В общем, велика вероятность, что паренек – тоже чей-то агент.

Что еще за страна, интересно, расследует дело Джона Пола? Может, именно поэтому Пентагон так торопится его убрать?

– Не исключено. Потому что Джон Пол оперирует на международном уровне, – согласился Уильямс.

В таком случае слежку за мной назначили, потому что решили, будто я связной Джона Пола и именно в этом качестве наведываюсь к Люции Шкроуп? Неприятно, конечно, если мы вмешались в чужую операцию по перехвату.

Все это, впрочем, лишь спекуляции, и не стоит переживать всерьез из-за непроверенной логической цепочки. Очень важно отметать версии по очереди. Мы с Люцией Шкроуп говорили как раз об этом: человеческое «я» и язык рождаются из отметенных вероятностей, гипотез и установления наиболее жизнеспособных закономерностей. Однако если целиком сосредоточиться на теории, не останется никакого времени на реальные действия.

Поэтому я бросил ломать голову над теориями и сосредоточился на твердо установленных фактах. Личное дело Джона Пола – по-прежнему кроссворд, который еще только предстоит решить. Два года назад мы не знали ничего, но с каждым проваленным покушением, с каждым новым заданием заполняли все больше клеточек, и теперь до полной разгадки оставался последний шаг.

В нормальной ситуации недопустимо раскрывать информацию подобным образом. Так же и на войне одной из худших тактик считается выделять все больше людей и вооружения только по мере ухудшения ситуации. Такая стратегия показывает, что силы изначально рассчитали чересчур оптимистично, а значит, первоначальные ресурсы бросили на решение задачи зря.

Для разведчика военный ресурс – информация. Когда-то она служила лишь подспорьем на поле боя, но для нас информация – это оружие и логистика в одном лице. Поэтому пока высшие чины мялись и не выдавали нам все секреты, какими бы постыдными они им не казались, в моих глазах они саботировали работу разведчиков «постепенной мобилизацией» данных и тем самым совершали грубую тактическую ошибку. Мы с Уильямсом считали, что если бы они вскрыли всю подноготную сразу, то до такого бы не дошло.

Оказалось, что в Сараево погибли жена и дочь Джона Пола.

Они приехали туда как туристы, и в один миг от женщины и шестилетней девочки остался только выжженный след на дне кратера. Многие жители и гости прекрасного города испарились в мгновение ока и рассеялись пылью по атмосфере.
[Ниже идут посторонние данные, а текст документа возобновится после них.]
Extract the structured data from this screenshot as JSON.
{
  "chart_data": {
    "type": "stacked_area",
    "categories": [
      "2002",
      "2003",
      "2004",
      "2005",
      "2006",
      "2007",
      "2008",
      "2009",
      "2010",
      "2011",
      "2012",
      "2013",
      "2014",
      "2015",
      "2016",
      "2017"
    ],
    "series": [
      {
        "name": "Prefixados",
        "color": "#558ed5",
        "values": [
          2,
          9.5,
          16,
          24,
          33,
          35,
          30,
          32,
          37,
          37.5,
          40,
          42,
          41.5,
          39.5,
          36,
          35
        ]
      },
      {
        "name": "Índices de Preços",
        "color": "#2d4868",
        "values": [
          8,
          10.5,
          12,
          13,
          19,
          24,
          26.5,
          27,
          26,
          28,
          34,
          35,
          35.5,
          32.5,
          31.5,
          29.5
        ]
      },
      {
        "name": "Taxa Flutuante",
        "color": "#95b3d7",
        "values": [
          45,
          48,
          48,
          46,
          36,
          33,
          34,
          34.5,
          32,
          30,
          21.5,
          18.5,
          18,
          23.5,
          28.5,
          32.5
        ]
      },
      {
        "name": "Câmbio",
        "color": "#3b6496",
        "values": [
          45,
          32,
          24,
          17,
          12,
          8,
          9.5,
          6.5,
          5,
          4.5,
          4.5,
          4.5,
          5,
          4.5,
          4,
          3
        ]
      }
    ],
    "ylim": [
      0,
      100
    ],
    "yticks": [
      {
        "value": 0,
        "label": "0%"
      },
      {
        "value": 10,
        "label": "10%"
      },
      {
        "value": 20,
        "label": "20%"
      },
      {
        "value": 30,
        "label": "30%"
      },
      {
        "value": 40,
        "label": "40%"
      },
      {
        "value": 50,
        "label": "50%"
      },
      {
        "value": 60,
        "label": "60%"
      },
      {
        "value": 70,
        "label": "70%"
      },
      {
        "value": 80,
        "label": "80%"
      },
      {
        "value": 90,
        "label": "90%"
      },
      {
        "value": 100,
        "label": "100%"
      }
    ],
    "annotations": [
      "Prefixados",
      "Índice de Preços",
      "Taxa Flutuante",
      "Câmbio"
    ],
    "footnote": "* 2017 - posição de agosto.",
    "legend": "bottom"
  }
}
В Европе вырос гигантский гриб, и мир, каким мы его знали после Хиросимы и Нагасаки, пошатнулся.

Судя по данным перемещения ID, Джон Пол в тот роковой момент гостил в квартире у студентки Люции Шкроуп. Конечно, лезть в настолько личную информацию о прошлом граждан можно только в рамках секретных и военных миссий государственного значения. Меня нимало не заботило, кому и с кем изменял Джон Пол, но я прошел особую выучку, чтобы хорошо представлять, какое раскаяние им тогда овладело. В тот самый миг, когда атомный взрыв ни следа не оставил от жены и дочки, он предавал семью… Какие муки совести и вина обрушились на него, я очень хорошо себе представлял.